Giving birth and bringing a new baby into this world is considered a magical and heartwarming experience. On the other hand, it’s also one of the most mentally and physically draining experiences you can have. The birth of my first child was just that. I loved being a new mom but it wasn’t until some time passed did I realize I had postpartum anxiety. One of the main things that brought on anxiety was breastfeeding. Society will tell you how great breastfeeding is but is also equally as honest about the struggles and pitfalls, so I didn’t go into it unknowing. However, real life experience is a way more harsh reality than the classes could have prepared me for. My try at breastfeeding with my first son was a disaster and as time passed I dreaded the idea of ever having to breastfeed again.
After my last experience breastfeeding, I promised I would never push myself through the mental anguish I went through the first time. From the beginning we had latch issues which was frustrating for all of us. Due to my son having jaundice, and me going back into the hospital after only 2 days out for eclampsia, I was never able to feed on demand and my supply didn’t come in. We had to supplement with formula from day 3 and it tore me apart. It never got any easier and I continued to blame myself. After pumping for a month around the clock and trying to establish a latch, we made the decision to stop and go to all formula. I was upset, but things began to look up as the mental load lessened.
As I approached the birth of my second child, I tried to keep an open mind that all babies and experiences were different, but my anxiety was already beginning to eat away at me. I was open and honest with the hospital staff about my previous experiences and anxiety. I would try breastfeeding but was open to formula, even in the hospital.
To my relief, my second son latched right away. He was a pro at breastfeeding. He was doing everything right. He was doing his job. I was the one having issues. I had no idea what I was in for the first few days; cluster feeding. I never experienced this last time due to being separated. After 2 nights and days and a total of 6 hours of sleep, my tank was on empty. I was trying so hard not to give up.

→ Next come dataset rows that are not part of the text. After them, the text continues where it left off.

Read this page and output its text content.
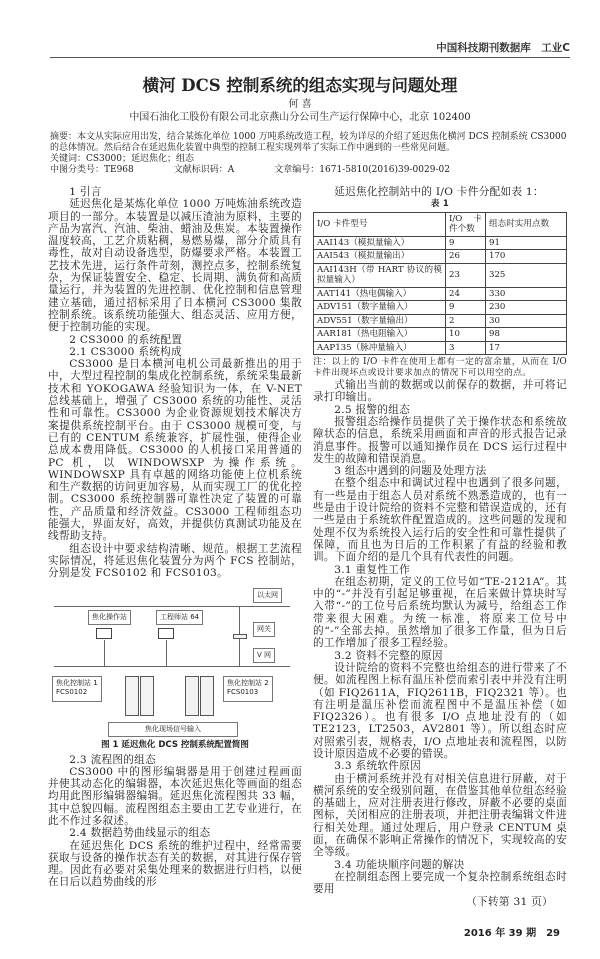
中国科技期刊数据库　工业C
横河 DCS 控制系统的组态实现与问题处理
何 喜
中国石油化工股份有限公司北京燕山分公司生产运行保障中心，北京 102400
摘要：本文从实际应用出发，结合某炼化单位 1000 万吨系统改造工程，较为详尽的介绍了延迟焦化横河 DCS 控制系统 CS3000 的总体情况。然后结合在延迟焦化装置中典型的控制工程实现列举了实际工作中遇到的一些常见问题。
关键词：CS3000；延迟焦化；组态
中图分类号：TE968	文献标识码：A	文章编号：1671-5810(2016)39-0029-02
1 引言
延迟焦化是某炼化单位 1000 万吨炼油系统改造项目的一部分。本装置是以减压渣油为原料，主要的产品为富汽、汽油、柴油、蜡油及焦炭。本装置操作温度较高，工艺介质粘稠，易燃易爆，部分介质具有毒性，故对自动设备选型，防爆要求严格。本装置工艺技术先进，运行条件苛刻，测控点多，控制系统复杂，为保证装置安全、稳定、长周期、满负荷和高质量运行，并为装置的先进控制、优化控制和信息管理建立基础，通过招标采用了日本横河 CS3000 集散控制系统。该系统功能强大、组态灵活、应用方便，便于控制功能的实现。
2 CS3000 的系统配置
2.1 CS3000 系统构成
CS3000 是日本横河电机公司最新推出的用于中，大型过程控制的集成化控制系统，系统采集最新技术和 YOKOGAWA 经验知识为一体，在 V-NET 总线基础上，增强了 CS3000 系统的功能性、灵活性和可靠性。CS3000 为企业资源规划技术解决方案提供系统控制平台。由于 CS3000 规模可变，与已有的 CENTUM 系统兼容，扩展性强，使得企业总成本费用降低。CS3000 的人机接口采用普通的 PC 机，以 WINDOWSXP 为操作系统。WINDOWSXP 具有卓越的网络功能使上位机系统和生产数据的访问更加容易，从而实现工厂的优化控制。CS3000 系统控制器可靠性决定了装置的可靠性，产品质量和经济效益。CS3000 工程师组态功能强大，界面友好，高效，并提供仿真测试功能及在线帮助支持。
组态设计中要求结构清晰、规范。根据工艺流程实际情况，将延迟焦化装置分为两个 FCS 控制站，分别是发 FCS0102 和 FCS0103。
以太网
焦化操作站	工程师站 64
网关
V 网
焦化控制站 1
FCS0102
焦化控制站 2
FCS0103
焦化现场信号输入
图 1 延迟焦化 DCS 控制系统配置简图
2.3 流程图的组态
CS3000 中的图形编辑器是用于创建过程画面并使其动态化的编辑器，本次延迟焦化等画面的组态均用此图形编辑器编辑。延迟焦化流程图共 33 幅，其中总貌四幅。流程图组态主要由工艺专业进行，在此不作过多叙述。
2.4 数据趋势曲线显示的组态
在延迟焦化 DCS 系统的维护过程中，经常需要获取与设备的操作状态有关的数据，对其进行保存管理。因此有必要对采集处理来的数据进行归档，以便在日后以趋势曲线的形
延迟焦化控制站中的 I/O 卡件分配如表 1：
表 1
I/O 卡件型号	I/O 卡件个数	组态时实用点数
AAI143（模拟量输入）	9	91
AAI543（模拟量输出）	26	170
AAI143H（带 HART 协议的模拟量输入）	23	325
AAT141（热电偶输入）	24	330
ADV151（数字量输入）	9	230
ADV551（数字量输出）	2	30
AAR181（热电阻输入）	10	98
AAP135（脉冲量输入）	3	17
注：以上的 I/O 卡件在使用上都有一定的富余量，从而在 I/O 卡件出现坏点或设计要求加点的情况下可以用空的点。
式输出当前的数据或以前保存的数据，并可将记录打印输出。
2.5 报警的组态
报警组态给操作员提供了关于操作状态和系统故障状态的信息，系统采用画面和声音的形式报告记录消息事件。报警可以通知操作员在 DCS 运行过程中发生的故障和错误消息。
3 组态中遇到的问题及处理方法
在整个组态中和调试过程中也遇到了很多问题，有一些是由于组态人员对系统不熟悉造成的，也有一些是由于设计院给的资料不完整和错误造成的，还有一些是由于系统软件配置造成的。这些问题的发现和处理不仅为系统投入运行后的安全性和可靠性提供了保障，而且也为日后的工作积累了有益的经验和教训。下面介绍的是几个具有代表性的问题。
3.1 重复性工作
在组态初期，定义的工位号如“TE-2121A”。其中的“-”并没有引起足够重视，在后来做计算块时写入带“-”的工位号后系统均默认为减号，给组态工作带来很大困难。为统一标准，将原来工位号中的“-”全部去掉。虽然增加了很多工作量，但为日后的工作增加了很多工程经验。
3.2 资料不完整的原因
设计院给的资料不完整也给组态的进行带来了不便。如流程图上标有温压补偿而索引表中并没有注明（如 FIQ2611A，FIQ2611B，FIQ2321 等）。也有注明是温压补偿而流程图中不是温压补偿（如 FIQ2326）。也有很多 I/O 点地址没有的（如 TE2123，LT2503，AV2801 等）。所以组态时应对照索引表，规格表，I/O 点地址表和流程图，以防设计原因造成不必要的错误。
3.3 系统软件原因
由于横河系统并没有对相关信息进行屏蔽，对于横河系统的安全级别问题，在借鉴其他单位组态经验的基础上，应对注册表进行修改，屏蔽不必要的桌面图标，关闭相应的注册表项，并把注册表编辑文件进行相关处理。通过处理后，用户登录 CENTUM 桌面，在确保不影响正常操作的情况下，实现较高的安全等级。
3.4 功能块顺序问题的解决
在控制组态图上要完成一个复杂控制系统组态时要用
（下转第 31 页）
2016 年 39 期　29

My anxiety mostly came when it was time to go upstairs to bed. I knew I was in for a long and lonely night nursing on demand and him not wanting to sleep anywhere but my arms. It’s weird to feel alone while holding your beautiful baby and surrounded by the snores of my loving dog and husband.
It was on day 4 after hearing mild concerns of jaundice and weight loss by my doctor that things really changed for me. I decided I was going to head to a lactation meeting at the hospital the very next day. At the meeting, a very knowledgeable lactation consultant gave me her opinions and suggestions. On top of nursing on demand, I needed to add on pumping after feedings and possibly add in supplementing with formula. Her guess, due to the swelling she saw, was the extra fluids I received in labor could be contributing to my supply not coming in on time. I took in everything she said with a smile and a polite nod but inside, my head was throbbing with anxiety and I could feel the sadness bubbling inside. I sat for the next hour nursing in this meeting and hearing the stories and struggles of breastfeeding women sitting all around me. Rather than helping me feel not alone in my struggles, this overwhelmed me.
On the way home from the meeting while my baby screamed bloody murder in his car seat, I began to cry for the first time. I cried the entire drive home. I realized what I had to do. I felt like a failure, but I decided to stop breastfeeding. Words like failure, selfish, and quitter swirled in my head. I quickly realized I was my own worst enemy and it needed to stop. When I got home, my husband happily greeted me asking how it went. I broke down in his arms and he listened to all my woes. Being the supportive man he is, he said he would back whatever decision I made. I wasn’t even aware, until he expressed it to me, how hard it was for him to watch me suffer both mentally and physically while he sat back feeling helpless.
Before anyone could give their two cents or talk me out of my decision, we began bottle feeding formula that night. As I cuddled my son and watched his belly fill and satisfaction spill across his face, my anxiety and despair began to fade. I know there are other things I could have done to make this work if I really wanted to. That’s just it: I didn’t want to. My overall mental well-being won in the end. So, my breastfeeding journey had come to an end. It wasn’t the way I wanted, but I am happy with the choice I made.
I know some women have had an even more harrowing journey to breastfeed than I have. I found myself scouring the internet searching for stories of breastfeeding from women so I wouldn’t feel alone in my struggles or searching for helpful tips because clearly I was doing something wrong. This is why I share my story with you. My end result may not be the same for many women, but a step in my journey might be just what you need to hear to know you aren’t alone.
Breastfeeding is not for the faint of heart. All of our choices and beliefs lead us down different paths on our journey but hopefully we can continue to support one another on this crazy adventure of motherhood.